Él tragó saliva.
—Ahora quiero que sea otra cosa. No una prueba. Una promesa.
Mateo apareció detrás de una maceta.
—Yo recomiendo pedir perdón antes de pedir matrimonio, por si acaso.
Lucía asomó la cabeza junto a él.
—Pero también queremos pastel.
Valeria soltó una risa con lágrimas.
Alejandro se arrodilló.
—Perdóname por no encontrarte. Perdóname por no saber. Perdóname por cada noche que cargaste sola con una historia que nadie quiso escuchar. No puedo devolverte esos años, pero puedo cuidar cada día que venga.
Valeria miró a sus hijos.
Luego miró al hombre que una noche fue misterio, herida y destino.
—No te voy a decir que sí porque eres poderoso —dijo—. Te voy a decir que sí si prometes que nunca volverás a decidir por mí.
—Lo prometo.
La boda se celebró meses después en una hacienda de Morelos, entre bugambilias, mariachi y sol de tarde.
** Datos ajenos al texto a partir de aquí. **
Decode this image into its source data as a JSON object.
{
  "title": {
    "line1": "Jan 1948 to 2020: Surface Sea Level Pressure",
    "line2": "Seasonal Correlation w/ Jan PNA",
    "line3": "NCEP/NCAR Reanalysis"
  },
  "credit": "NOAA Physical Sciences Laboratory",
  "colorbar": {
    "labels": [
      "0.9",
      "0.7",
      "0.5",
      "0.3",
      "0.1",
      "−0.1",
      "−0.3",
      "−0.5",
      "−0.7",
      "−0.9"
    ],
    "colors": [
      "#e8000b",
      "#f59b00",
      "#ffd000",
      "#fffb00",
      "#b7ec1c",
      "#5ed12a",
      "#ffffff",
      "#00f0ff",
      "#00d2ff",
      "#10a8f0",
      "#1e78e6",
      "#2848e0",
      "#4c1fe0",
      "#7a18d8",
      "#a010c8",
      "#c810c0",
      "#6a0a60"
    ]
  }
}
Mateo llevó el anillo con cara de guardaespaldas.
Lucía caminó lanzando pétalos y diciendo a todos que por fin tenía a sus 2 papás juntos.
Valeria llegó al altar sin bajar la mirada.
Los mismos que antes la llamaron vergüenza ahora no sabían dónde esconder la cara.
Y cuando Alejandro tomó su mano, ella entendió que algunas verdades tardan años en salir, pero cuando salen, arrasan con todo.
Porque una madre puede perderlo todo menos el instinto.
Y ninguna mentira, por poderosa que parezca, puede enterrar para siempre a los hijos que nacieron para volver a casa.